When a person dies without a valid will, hey are said to have died “intestate” and state laws will determine how and to whom the person’s assets will be distributed. When this happens, the beneficiaries cannot dispute the court’s distribution of that person’s estate under the intestacy laws. Even if that person expressed different wishes verbally during their lifetime the statutes control the distribution. It is unlikely that the state’s plan is what is truly in the best interests of your heirs and loved ones. Sit down with an attorney as soon as possible to be sure your wishes are carried out. When you meet with your attorney, bring a list of your assets and debts. Give some thought as to who you want to receive your assets. Pay special attention to items of sentimental value such as family heirlooms that you may want to transfer to a specific person.
Oftentimes in the digital age, some people choose to create their own will by using a generic form on the Internet or by following the advice of a company not based in Louisiana. Doing this can defeat the purpose of creating a will because the court may determine that the laws used to create the will at that time were outdated or incorrect, the will is invalid and not sufficient to leave property at death, and the will is unenforceable.

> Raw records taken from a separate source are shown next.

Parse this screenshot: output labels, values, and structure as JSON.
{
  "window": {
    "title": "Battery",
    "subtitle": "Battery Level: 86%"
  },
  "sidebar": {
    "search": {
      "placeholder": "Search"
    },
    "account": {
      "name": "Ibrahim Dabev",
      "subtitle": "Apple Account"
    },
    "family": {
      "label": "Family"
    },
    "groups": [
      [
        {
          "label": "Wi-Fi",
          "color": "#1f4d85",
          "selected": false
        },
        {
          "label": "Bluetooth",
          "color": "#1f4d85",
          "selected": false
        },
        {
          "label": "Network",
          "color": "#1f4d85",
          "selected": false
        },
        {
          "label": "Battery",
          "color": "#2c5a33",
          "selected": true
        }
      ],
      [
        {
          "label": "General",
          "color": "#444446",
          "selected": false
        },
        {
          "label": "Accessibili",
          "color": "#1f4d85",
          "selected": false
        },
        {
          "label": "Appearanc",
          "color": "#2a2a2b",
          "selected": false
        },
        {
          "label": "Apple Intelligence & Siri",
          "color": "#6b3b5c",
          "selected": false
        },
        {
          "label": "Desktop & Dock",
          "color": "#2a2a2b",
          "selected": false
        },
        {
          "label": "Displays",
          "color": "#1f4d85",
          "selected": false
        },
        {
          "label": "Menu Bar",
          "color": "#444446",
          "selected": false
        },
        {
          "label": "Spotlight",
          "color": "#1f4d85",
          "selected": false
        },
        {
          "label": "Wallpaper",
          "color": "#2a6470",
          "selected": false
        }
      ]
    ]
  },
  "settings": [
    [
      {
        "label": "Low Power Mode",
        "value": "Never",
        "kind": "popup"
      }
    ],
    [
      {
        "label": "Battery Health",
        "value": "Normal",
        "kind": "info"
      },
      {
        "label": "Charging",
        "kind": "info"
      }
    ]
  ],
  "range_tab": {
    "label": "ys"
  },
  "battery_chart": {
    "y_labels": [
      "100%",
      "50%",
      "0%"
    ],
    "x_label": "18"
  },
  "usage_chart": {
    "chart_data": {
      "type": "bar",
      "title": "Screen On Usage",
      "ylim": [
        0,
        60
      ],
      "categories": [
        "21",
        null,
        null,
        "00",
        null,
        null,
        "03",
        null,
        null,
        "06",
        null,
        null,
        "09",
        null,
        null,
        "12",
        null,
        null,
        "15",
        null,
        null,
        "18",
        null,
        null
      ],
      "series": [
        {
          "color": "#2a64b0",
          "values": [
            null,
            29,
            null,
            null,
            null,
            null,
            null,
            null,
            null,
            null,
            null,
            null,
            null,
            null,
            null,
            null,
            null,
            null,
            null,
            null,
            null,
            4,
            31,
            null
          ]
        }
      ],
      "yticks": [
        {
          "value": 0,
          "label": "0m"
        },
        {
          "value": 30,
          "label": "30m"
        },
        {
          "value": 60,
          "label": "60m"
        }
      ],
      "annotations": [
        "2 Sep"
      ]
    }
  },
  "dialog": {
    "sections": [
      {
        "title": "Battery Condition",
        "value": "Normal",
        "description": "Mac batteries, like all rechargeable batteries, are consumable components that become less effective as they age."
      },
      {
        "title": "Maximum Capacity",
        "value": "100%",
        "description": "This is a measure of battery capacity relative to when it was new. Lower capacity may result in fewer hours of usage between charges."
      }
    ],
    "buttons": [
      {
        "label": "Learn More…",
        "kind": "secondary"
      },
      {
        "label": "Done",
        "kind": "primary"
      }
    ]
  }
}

When a person dies with or without a will in Louisiana, the estate must be administered through the succession process to determine what happens to the deceased person’s property and assets. When disputes arise during both testate and intestate successions, it is important to have attorney representation.
Common disputes involve:
- A handwritten or multiple wills
- Questionable changes to a will
- Competency and lack of capacity issues
- An accusation of undue influence
- Disputes among successors and beneficiaries/will disputes
The death of a loved one does not have to bring difficulty and expense. An experienced attorney can help guide surviving family members through the process and protect their rights. A “succession” is the wrapping up of the financial affairs of the decedent. This includes locating and identifying assets, paying estate debts, notifying heirs and beneficiaries, and disbursing property and assets to the intended heirs.
A succession should occur regardless of whether the decedent left a will. Whether surviving family members must open a small succession, be granted simple possession, or have the Last Will and Testament probated for simple possession will depend on the value of your estate and whether the decedent left a will. The succession process usually takes place during a time of distress when family members and friends are dealing with the loss of their loved one. Working with a knowledgeable and compassionate attorney can help move the process along.
Cornish Law LLC provides an added benefit to its clients by locating absent heirs and legatees. Quite often, relatives are unable to locate heirs and legatees so that they can receive their portion of the estate. We go above and beyond to find absent heirs and legatees to offer the most comprehensive and complete successions services available.